On the note of funerals, I feel like I would want to be cremated. I would have my ashes scattered in the ocean off of a boat while my family partied on it. It would be more like a celebration of life rather than a mourning of death. I mean don't get me wrong, mourning is natural and part of someone's coping process and I totally understand that. But I think that people can mourn at a wake and on their own and everything and then go out and be happy about the memories they have.

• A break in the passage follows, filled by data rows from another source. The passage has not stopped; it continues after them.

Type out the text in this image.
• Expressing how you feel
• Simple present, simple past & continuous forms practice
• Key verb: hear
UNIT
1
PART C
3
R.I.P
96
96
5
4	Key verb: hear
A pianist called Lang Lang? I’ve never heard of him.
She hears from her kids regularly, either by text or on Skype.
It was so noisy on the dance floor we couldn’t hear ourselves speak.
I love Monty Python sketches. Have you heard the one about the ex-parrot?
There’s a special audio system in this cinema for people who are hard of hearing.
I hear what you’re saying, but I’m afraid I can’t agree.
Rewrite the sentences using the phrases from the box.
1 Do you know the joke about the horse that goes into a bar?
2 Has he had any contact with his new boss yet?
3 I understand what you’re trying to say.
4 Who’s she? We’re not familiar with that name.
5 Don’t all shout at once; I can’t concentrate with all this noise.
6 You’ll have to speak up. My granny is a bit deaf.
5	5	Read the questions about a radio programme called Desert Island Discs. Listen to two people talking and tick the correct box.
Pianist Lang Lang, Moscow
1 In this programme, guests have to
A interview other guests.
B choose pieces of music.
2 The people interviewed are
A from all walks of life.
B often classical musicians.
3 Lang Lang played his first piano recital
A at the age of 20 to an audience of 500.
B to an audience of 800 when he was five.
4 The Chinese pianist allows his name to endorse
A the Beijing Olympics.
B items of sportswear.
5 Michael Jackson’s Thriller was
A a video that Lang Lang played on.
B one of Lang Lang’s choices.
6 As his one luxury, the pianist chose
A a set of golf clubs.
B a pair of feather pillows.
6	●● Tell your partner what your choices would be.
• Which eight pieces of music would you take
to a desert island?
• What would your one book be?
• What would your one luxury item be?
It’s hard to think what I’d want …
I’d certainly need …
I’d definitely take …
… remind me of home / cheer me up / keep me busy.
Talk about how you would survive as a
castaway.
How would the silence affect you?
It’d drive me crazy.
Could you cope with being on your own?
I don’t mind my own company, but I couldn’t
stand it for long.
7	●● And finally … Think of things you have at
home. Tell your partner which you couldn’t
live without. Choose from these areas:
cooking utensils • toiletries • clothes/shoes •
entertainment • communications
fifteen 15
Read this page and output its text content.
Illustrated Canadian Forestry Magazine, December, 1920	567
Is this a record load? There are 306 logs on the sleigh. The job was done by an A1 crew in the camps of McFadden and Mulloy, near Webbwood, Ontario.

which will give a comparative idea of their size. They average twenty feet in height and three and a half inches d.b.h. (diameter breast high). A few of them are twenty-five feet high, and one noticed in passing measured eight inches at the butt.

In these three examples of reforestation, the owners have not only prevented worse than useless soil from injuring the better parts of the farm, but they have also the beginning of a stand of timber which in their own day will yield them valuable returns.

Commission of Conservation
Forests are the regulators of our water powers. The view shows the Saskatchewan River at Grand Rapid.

Poor Grampa is so lonely. He was talking about how he kept waking up at night and would turn over and get scared when she wasn't there. My Grampa has never been a man to share his feelings and this was so different that in itself, it was shocking. I felt like he felt as though he needed to be strong at the wake. He seemed like he would just break down any second but he never did. He kept talking to Nana though, telling her that he would be along soon to see her and that just killed me watching it. I can't imagine loving someone for so long and then they're just gone.
Mourning takes a lot out of a person. I'm absolutely exhausted. I haven't done any work for this week yet and tomorrow's Wednesday. It's 11:30 and I'm going to bed. I should have gone to bed awhile ago but I just wasn't ready. Tomorrow's gonna be a busy day.